Generation of shear Alfv\'{e}n waves due to resonant interactions with a spiraling ion beam on the Large Plasma Device

The role of Landau and Doppler-shifted ion-cyclotron resonances (DICR) in extracting the free-energy from an ion-beam and destabilizing Alfv\'{e}n waves was explored. The experiment was conducted on the Large Plasma Device (LAPD) in a dual-species magnetized plasma ($n \approx 10^{10}$--10$^{12}$ cm$^{-3}$, T$_e \approx$ 5.0 eV, B = 1.0--1.8 kG, 92$\%$ He$^+$ and 8$\%$ H$^+$ ions, 19 m long, 0.6 m diam).
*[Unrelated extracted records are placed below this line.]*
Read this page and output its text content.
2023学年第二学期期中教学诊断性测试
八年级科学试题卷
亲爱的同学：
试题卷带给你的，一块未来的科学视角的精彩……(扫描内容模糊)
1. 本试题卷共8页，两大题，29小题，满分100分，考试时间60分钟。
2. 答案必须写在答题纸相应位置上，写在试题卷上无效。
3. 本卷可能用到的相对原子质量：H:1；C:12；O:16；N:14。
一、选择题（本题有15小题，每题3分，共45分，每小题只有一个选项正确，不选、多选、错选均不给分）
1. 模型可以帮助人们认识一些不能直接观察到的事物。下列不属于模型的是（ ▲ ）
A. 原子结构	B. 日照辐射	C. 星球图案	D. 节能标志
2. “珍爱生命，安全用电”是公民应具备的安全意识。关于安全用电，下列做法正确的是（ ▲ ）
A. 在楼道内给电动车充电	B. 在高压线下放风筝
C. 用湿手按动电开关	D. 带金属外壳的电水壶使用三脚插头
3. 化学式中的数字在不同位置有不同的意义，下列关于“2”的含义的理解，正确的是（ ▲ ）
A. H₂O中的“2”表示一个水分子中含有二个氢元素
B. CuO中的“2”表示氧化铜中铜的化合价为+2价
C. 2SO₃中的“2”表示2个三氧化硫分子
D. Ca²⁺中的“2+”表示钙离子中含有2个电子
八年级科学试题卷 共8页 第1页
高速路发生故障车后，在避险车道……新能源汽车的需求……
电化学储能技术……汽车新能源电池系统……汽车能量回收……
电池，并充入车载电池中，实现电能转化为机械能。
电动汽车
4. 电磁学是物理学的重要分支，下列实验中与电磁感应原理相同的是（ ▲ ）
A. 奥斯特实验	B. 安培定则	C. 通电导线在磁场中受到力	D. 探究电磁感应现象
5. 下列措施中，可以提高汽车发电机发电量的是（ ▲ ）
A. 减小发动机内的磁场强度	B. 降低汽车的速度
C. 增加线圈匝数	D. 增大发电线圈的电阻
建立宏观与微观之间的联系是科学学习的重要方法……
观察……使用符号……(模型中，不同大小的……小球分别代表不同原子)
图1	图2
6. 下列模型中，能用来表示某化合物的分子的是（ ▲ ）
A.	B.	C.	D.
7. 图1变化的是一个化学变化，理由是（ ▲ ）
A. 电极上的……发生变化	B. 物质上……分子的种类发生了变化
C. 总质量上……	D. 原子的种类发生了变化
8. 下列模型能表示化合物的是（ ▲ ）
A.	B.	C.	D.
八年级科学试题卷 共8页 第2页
A hydrogen ion beam (15 kV, 10 A) was obliquely injected into the plasma. The interaction of the beam with the plasma was diagnosed using a retarding-field energy analyzer, three-axis magnetic-loop, and Langmuir probes. Measurements of the beam profiles at multiple axial locations evinced a spiraling ion-beam (J $\approx$ 50-140 mA/cm$^2$, pitch-angle $\approx$ 53$^{\circ}$) that traveled at Alfv\'{e}nic speed (beam-speed/Alfv\'{e}n-speed = 0.2--1.2). Although, a variety of waves were generated by the beam, this presentation will focus on shear Alfv\'{e}n waves. Parameters of the ion-beam and ambient plasma were varied to examine the resonance conditions under a variety of scenarios. The experimental results demonstrate that the DICR process is particularly effective in exciting left-handed polarized shear Alfv\'{e}n waves that propagate in the direction opposite to the ion beam.